Stattdessen brach um die Mittagszeit im Stadtzentrum eine Demonstration zur
Abschluss-Kundgebung auf. Endpunkt der Demo: Azad Maidan, ein großer,
offener Platz in der Nähe des Hauptbahnhofes von Mumbai. Auch hier wieder
das inzwischen vertraute Bild des Open space: Menschen wandern in Gruppen
herum, dazwischen sammeln sich spontane Mini-Demonstrationszüge und ziehen
skandierend übers Gelände. Die Musik stammt von einer bekannten indischen
Formation. Die ersten Abschluss-Reden sind dem Ton nach feurig, aber in
Hindi gehalten und minimal übersetzt. Bevor der brasilianische Superstar
(und Kulturminister) Gilberto Gil auftreten konnte, mussten wir wegen
unserem nächtlichen Abflug bereits ins Taxi Richtung Flughafen steigen.
Was bleibt nun von dieser Woche? Die Methode des Open space eignete sich
für die Vielfalt der Anliegen, die aber doch in Schwerpunkte gebündelt waren:
Militarismus, Krieg und Frieden
Medien, Information, Bildung und Kultur
Arbeit, Beschäftigung und soziale Reproduktion
Ausgrenzung, Diskriminierung, Würde, Recht, Gleichheit: Nation,
Staat, Staatsbürgerschaft
Gesetz und Recht
Kaste, Rassen und andere Formen der Ausgrenzung
Religion, Kultur, Identität
Patriarchat, Geschlecht, Sexualität
Demokratie, Ökologie und ökonomische Sicherheit: Schulden und Handel
Neben den vielen Eindrücken, die beim Flanieren über das Forum-Gelände
entstehen, bleibt vor allem einer: Der Eindruck der verschiedenen
Geschwindigkeiten. Die Hoffnung der Menschen, die auf uns zukamen, uns die
Hand schüttelten, war überwältigend. Manche erzählten über ihre Anliegen
oder fragten uns, warum wir nach Mumbai gekommen seien. Immer wieder wurden
wir gebeten, auf Photos mit drauf zu sein. Es scheint eine fast magische
Erwartung damit verbunden zu sein, mit Menschen aus westlichen Demokratien
Kontakte zu haben. Ein junger indischer Wissenschaftler, der nach dem
Studium in den USA nach Hause zurückkehren will, formulierte es drastisch:
"In Indien haben wir keine Zeit mehr, auf demokratischere Verhältnisse oder
auf die Einführung der Tobin Tax zu warten. In den Dörfern meiner Heimat
Madhya Pradesh sterben heute und morgen Menschen daran, verunreinigtes
Trinkwasser zu trinken. Das ist unerträglich, weil wir einfache Methoden
der Trinkwasser Aufbereitung kennen. Wir haben aber nicht die Finanzmittel
dazu, die Leute in den Dörfern anzuleiten."

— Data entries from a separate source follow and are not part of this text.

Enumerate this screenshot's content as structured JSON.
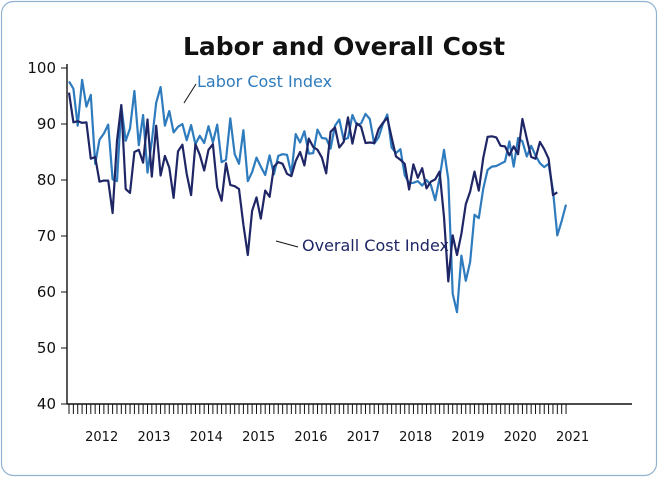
{
  "chart_data": {
    "type": "line",
    "title": "Labor and Overall Cost",
    "xlabel": "",
    "ylabel": "",
    "ylim": [
      40,
      100
    ],
    "yticks": [
      40,
      50,
      60,
      70,
      80,
      90,
      100
    ],
    "x_start": "2011-11",
    "grid": false,
    "years": [
      "2012",
      "2013",
      "2014",
      "2015",
      "2016",
      "2017",
      "2018",
      "2019",
      "2020",
      "2021"
    ],
    "series": [
      {
        "name": "Labor Cost Index",
        "color": "#2e7bbd",
        "values": [
          97.6,
          96.3,
          89.7,
          97.9,
          93.1,
          95.2,
          82.9,
          87.2,
          88.3,
          89.9,
          80.1,
          79.8,
          93.2,
          87.0,
          89.2,
          95.9,
          86.2,
          91.6,
          81.3,
          86.9,
          93.8,
          96.6,
          89.7,
          92.3,
          88.5,
          89.5,
          90.0,
          87.1,
          89.8,
          86.4,
          87.9,
          86.6,
          89.6,
          86.7,
          89.9,
          83.2,
          83.6,
          91.0,
          84.6,
          82.9,
          88.9,
          79.8,
          81.4,
          84.0,
          82.4,
          80.9,
          84.4,
          81.0,
          84.3,
          84.6,
          84.5,
          81.1,
          88.2,
          86.7,
          88.7,
          84.7,
          84.8,
          89.0,
          87.5,
          87.4,
          85.6,
          89.7,
          90.8,
          87.2,
          87.5,
          91.6,
          89.8,
          90.1,
          91.8,
          90.9,
          86.5,
          87.6,
          90.0,
          91.7,
          85.8,
          84.8,
          85.5,
          80.9,
          79.4,
          79.5,
          79.8,
          79.0,
          80.0,
          79.1,
          76.4,
          80.4,
          85.4,
          80.1,
          59.7,
          56.4,
          66.5,
          62.0,
          65.3,
          73.8,
          73.2,
          78.4,
          81.8,
          82.4,
          82.5,
          82.9,
          83.3,
          86.9,
          82.4,
          87.5,
          86.9,
          84.2,
          86.1,
          84.4,
          83.0,
          82.3,
          82.9,
          78.1,
          70.1,
          72.7,
          75.6
        ],
        "label_text": "Labor Cost Index"
      },
      {
        "name": "Overall Cost Index",
        "color": "#1f2666",
        "values": [
          95.6,
          90.3,
          90.5,
          90.2,
          90.3,
          83.8,
          84.1,
          79.7,
          79.9,
          79.9,
          74.1,
          87.0,
          93.4,
          78.4,
          77.7,
          85.0,
          85.4,
          83.1,
          90.8,
          80.6,
          89.7,
          80.8,
          84.3,
          82.2,
          76.8,
          85.1,
          86.3,
          81.1,
          77.3,
          86.4,
          84.5,
          81.7,
          85.4,
          86.4,
          78.7,
          76.3,
          83.0,
          79.1,
          78.9,
          78.4,
          72.0,
          66.6,
          74.5,
          76.9,
          73.1,
          78.1,
          77.0,
          82.4,
          83.2,
          82.9,
          81.1,
          80.7,
          83.4,
          85.0,
          82.6,
          87.4,
          85.9,
          85.4,
          84.0,
          81.2,
          88.6,
          89.4,
          85.8,
          86.8,
          91.2,
          86.5,
          90.1,
          89.5,
          86.6,
          86.7,
          86.6,
          89.1,
          90.2,
          91.1,
          87.6,
          84.2,
          83.6,
          82.9,
          78.3,
          82.8,
          80.4,
          82.1,
          78.5,
          79.7,
          80.1,
          81.5,
          73.4,
          61.9,
          70.1,
          66.6,
          70.4,
          75.7,
          77.9,
          81.5,
          78.1,
          83.9,
          87.7,
          87.8,
          87.6,
          86.1,
          86.0,
          84.4,
          86.0,
          84.6,
          90.9,
          87.4,
          84.1,
          83.8,
          86.8,
          85.5,
          83.8,
          77.3,
          77.8
        ],
        "label_text": "Overall Cost Index"
      }
    ]
  }
}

Während die einen also keine Zeit mehr haben, auf den guten Willen der
anderen zu warten, haben die anderen keine Zeit, auf das Wohlergehen der
vielen zu achten. Denn: "Speed wins" und das gilt immer für die Eliten.
Wenn seit gestern beim World Economic Forum in Davos/Schweiz darüber
beraten wird, ob die enormen Wachstumsraten in China zu einer neuen
Finanzkrise in Asien führen werden und/oder ob man "frisches Kapital" dort
anlegen soll, wird das Public eye on Davos (Organisation von NGOs unter der
Koordination der Erklärung von Bern) die Ereignisse beobachten. Hat das
World Social Forum Einfluss auf die Entscheidungen der Wirtschaftsbosse?
Oder wird die signifikante Machtverschiebung vom öffentlichen hin zum
privaten Sektor, die Beeinflussung der Politik durch die Macht der Konzerne
ungebremst weitergehen?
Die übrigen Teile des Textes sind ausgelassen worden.